# Описание работы

## Результаты
 * Сеть построена и обучена, выполнены все другие условия.
 * Для генерации выбрана длина последовательности - 10 (также использовались 20, 30) и начальный токен - заглавная буква. Примеры в 629.
 * Построенная отдельно вручную т-гр. модель дает значение перплексии 9.3 для 2-гр, 9.1 для 3-гр, 6.1 для 4-гр. Поэтому результаты текущей модели как 7.4 можно считать неплохими.

## Постановка задачи

Assignment 7.
Delelop language model, which generates death metal band names.
You can get data from https://www.kaggle.com/zhangjuefei/death-metal.
You are free to use any other data, but the most easy way is just to take the band name column. 
Your language model should be char-based autogression RNN.
Text generation should be terminated when either max length is reached or terminal symbol is generated.
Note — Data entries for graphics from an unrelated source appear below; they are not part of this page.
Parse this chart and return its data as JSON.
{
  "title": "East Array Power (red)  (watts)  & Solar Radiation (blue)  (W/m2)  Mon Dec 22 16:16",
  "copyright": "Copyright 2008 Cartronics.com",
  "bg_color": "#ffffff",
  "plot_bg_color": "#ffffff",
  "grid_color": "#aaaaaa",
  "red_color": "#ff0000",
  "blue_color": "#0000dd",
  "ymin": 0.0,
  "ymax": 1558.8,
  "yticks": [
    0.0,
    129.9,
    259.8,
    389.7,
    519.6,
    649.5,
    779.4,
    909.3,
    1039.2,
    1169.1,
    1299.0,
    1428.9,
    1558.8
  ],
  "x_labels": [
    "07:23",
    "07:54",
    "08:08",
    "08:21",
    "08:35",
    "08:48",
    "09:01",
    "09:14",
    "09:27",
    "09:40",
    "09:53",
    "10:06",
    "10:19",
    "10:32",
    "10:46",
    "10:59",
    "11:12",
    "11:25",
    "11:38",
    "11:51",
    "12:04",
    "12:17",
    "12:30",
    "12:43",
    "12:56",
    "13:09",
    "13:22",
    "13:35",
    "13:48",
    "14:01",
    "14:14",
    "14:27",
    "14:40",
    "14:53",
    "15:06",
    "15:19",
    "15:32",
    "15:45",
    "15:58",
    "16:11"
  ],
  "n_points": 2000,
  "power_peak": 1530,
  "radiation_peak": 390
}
Different band names can be generated by:
 - init $h_0$ as random vector from some probabilty distribution.
 - sampling over tokens at each timestep with probability = softmax

Calculate perplexity for your model = your objective quality metric.
Also, sample 10 band names from your model for subjective evaluation. E.g. names like 'qwiouefiou23riop2h3' or 'death death death!' are bad examples.

In [3]:
import numpy as np
import pandas as pd
import random

import torch
import torch.nn as nn
import torch.nn.functional as F
import torch.optim as optim


SEED = 1234
torch.manual_seed(SEED)
torch.cuda.manual_seed(SEED)
torch.backends.cudnn.deterministic = True

import time
import string
import random

import logging
logging.basicConfig(filename="pt.log", level=logging.INFO)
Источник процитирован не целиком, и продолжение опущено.